To highlight the flexibility of the organoid transplant models, both groups tailored them to investigate colorectal cancer progression. O'Rourke et al. adapted their model to reproduce metastatic colorectal cancer growth whereby dissociated triple mutant organoids were injected into the splenic vein and formed tumour foci in the livers of mice. The authors then restored APC expression in the tumour cells, which caused inhibition of the WNT pathway and tumour cell differentiation in the form of large glands of postmitotic colon epithelium as well as regions of fibrosis and necrosis in the liver. Interestingly, longitudinal analysis of the tumours revealed that re-expression of APC was also associated with severe ascites, possibly as a result of ectopic functional colonic epithelium in the liver, highlighting potential undesirable effects of inhibitors of metastatic colorectal cancer.

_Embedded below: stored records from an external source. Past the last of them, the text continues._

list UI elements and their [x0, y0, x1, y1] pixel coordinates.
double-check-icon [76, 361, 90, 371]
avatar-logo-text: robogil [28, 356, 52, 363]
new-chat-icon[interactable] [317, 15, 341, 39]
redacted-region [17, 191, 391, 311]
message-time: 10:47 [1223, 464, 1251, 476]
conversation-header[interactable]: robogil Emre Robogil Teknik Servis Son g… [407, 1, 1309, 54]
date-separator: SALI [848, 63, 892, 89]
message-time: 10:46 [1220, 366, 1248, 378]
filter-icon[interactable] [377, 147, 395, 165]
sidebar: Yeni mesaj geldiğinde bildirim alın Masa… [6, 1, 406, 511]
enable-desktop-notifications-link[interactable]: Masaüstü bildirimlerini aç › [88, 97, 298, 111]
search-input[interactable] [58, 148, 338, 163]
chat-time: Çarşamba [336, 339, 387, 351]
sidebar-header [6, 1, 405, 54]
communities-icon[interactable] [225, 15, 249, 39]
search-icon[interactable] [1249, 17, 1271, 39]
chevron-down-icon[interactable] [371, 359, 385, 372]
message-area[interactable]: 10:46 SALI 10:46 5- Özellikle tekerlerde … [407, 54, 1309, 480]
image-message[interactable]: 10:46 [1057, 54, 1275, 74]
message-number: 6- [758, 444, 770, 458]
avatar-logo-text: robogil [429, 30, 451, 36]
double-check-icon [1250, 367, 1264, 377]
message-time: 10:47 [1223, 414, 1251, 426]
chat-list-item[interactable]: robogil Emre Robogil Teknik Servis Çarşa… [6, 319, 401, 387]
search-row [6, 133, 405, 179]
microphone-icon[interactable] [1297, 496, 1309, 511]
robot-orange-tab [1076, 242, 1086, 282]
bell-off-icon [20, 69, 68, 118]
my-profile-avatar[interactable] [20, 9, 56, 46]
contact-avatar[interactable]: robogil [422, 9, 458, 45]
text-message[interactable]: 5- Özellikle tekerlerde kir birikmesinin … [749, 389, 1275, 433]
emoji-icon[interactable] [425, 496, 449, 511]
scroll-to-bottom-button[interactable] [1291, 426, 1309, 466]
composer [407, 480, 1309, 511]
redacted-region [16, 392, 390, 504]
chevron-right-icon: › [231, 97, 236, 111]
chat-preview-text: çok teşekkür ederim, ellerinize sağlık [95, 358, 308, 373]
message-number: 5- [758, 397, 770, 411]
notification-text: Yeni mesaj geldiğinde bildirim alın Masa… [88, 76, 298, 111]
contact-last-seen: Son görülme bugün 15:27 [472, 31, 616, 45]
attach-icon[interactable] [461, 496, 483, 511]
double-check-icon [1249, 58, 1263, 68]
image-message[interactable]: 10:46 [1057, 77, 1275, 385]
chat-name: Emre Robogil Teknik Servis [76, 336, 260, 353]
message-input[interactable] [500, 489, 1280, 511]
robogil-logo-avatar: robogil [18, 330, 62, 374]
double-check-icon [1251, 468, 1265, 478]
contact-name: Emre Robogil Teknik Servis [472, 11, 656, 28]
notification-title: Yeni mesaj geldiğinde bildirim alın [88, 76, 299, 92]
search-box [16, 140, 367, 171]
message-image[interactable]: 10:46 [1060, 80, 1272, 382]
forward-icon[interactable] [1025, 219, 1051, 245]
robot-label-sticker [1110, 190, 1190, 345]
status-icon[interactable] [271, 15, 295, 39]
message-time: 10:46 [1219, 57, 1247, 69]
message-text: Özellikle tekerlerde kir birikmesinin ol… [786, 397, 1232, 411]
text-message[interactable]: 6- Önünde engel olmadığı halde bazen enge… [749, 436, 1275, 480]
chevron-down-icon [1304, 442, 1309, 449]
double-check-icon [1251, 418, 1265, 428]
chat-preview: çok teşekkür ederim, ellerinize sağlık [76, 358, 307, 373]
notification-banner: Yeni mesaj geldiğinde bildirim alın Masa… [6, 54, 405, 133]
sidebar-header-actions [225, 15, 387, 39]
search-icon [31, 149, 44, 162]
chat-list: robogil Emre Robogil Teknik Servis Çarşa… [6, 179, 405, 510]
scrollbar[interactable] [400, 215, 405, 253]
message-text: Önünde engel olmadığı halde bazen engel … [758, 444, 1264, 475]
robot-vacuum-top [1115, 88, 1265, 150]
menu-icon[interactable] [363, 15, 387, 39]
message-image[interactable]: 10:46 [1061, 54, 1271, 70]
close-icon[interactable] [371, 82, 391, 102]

Roper, Tammela et al. used their organoid transplant model to trace the lineage of LGR5+ cells in established colon adenomas. Colon organoids derived from mice expressing a Cre-activatable fluorescent reporter to label LGR5+ cells were generated and Apc was subsequently inactivated by CRISPR–Cas9. LGR5+ cells increased in size relative to the total tumour area and contained more proliferating cells than LGR5 cell populations. This shows the cancer stem cell-like activity of LGR5+ cells in accurate models of colon adenomas.

Lastly, a powerful application of these mouse models was shown by both groups, wherein orthotopic engraftment of patient-derived colorectal cancer organoids could faithfully recapitulate the histopathology of the patient tumour and progress to liver metastasis. Thus, the approach of orthotopically transplanting genotypically defined organoids is likely to uncover mechanisms that underlie the invasion and metastatic spread of colorectal cancer that might otherwise have been undetectable in standard mouse models.